Figure 5. Distributed neural similarity

A) Displayed on T1 axial slices, voxels located within posterior visual areas with the highest 1000 F-values for the main effect of stimulus presentation (μ and λ₀). B) Calculation of the neural similarity matrix. The vector of β values obtained across voxels for each color were compared by correlation. The resulting r value provides one cell of the neural similarity matrix. Only the lower triangle (omitting the diagonal) of this diagonally symmetric matrix is shown. C) Shown is the perceptual similarity matrix for color space (derived from Figure 2D), as well as decompositions of this matrix along the three color axes. The correlation between the neural similarity matrix shown in panel B with the perceptual similarity matrices is indicated. The G and J color directions were evaluated conjointly.

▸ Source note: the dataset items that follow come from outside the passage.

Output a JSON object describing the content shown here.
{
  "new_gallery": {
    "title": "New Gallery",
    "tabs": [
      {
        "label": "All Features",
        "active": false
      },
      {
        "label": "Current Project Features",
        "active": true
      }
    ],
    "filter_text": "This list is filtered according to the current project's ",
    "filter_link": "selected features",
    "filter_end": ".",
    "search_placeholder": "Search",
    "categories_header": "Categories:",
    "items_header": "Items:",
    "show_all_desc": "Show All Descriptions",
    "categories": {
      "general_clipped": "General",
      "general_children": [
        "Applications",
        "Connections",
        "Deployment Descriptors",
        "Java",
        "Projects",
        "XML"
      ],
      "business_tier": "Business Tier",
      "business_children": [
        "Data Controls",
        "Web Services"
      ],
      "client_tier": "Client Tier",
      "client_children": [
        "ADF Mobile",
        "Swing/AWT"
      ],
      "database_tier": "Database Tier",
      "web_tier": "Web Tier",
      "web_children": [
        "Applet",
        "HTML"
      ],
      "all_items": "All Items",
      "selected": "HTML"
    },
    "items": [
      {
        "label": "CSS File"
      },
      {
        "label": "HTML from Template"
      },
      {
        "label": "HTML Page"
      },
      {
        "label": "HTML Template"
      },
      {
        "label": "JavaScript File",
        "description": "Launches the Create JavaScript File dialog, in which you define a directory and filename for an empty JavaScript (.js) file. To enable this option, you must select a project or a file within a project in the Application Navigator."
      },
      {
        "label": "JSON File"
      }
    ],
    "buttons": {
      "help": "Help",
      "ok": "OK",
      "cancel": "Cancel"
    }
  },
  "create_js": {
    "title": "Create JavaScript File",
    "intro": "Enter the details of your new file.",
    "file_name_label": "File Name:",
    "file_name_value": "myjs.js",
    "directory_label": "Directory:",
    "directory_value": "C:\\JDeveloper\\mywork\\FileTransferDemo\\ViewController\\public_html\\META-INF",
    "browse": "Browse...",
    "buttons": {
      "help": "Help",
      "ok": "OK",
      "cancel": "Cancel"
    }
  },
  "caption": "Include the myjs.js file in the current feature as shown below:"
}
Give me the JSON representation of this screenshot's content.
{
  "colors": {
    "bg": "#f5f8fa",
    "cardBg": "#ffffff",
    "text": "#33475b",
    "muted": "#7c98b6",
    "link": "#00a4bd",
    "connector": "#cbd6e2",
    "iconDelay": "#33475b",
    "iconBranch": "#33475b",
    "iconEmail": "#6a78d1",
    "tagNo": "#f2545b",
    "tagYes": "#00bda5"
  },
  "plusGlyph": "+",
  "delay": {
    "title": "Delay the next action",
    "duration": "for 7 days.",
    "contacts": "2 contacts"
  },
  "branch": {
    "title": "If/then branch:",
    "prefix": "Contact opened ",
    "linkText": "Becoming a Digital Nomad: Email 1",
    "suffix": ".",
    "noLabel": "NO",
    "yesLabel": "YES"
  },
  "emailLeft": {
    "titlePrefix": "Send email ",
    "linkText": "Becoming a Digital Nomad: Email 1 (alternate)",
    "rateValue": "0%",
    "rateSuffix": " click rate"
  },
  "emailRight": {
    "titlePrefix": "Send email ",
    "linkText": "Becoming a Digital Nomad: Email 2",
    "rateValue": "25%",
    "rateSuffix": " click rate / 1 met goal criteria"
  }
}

Appendix Figure 1. The efficiency ratio (obtained through simulation) of two covariates derived from a serially-balanced experimental design

In all panels, solid indicates E(τ) and dashed indicates E(λ₁), as defined by the similarity matrix from Figure 2D. A) The effect of null-trial duration upon relative power. Selectively increasing the duration of the null-trials improves efficiency of covariates that model direct effects. B) Increasing the number of labels assigned to null-trials does not improve efficiency. C) Increasing the duration of stimulus presentation theoretically enhances the efficiency of covariates for both effects in a serially balanced design. D) Searches across permuted labeling of stimuli within a particular serially balanced sequence leads to a modest improvement in efficiency for detection of adaptation effects, but no change in the efficiency of covariates modeling direct effects.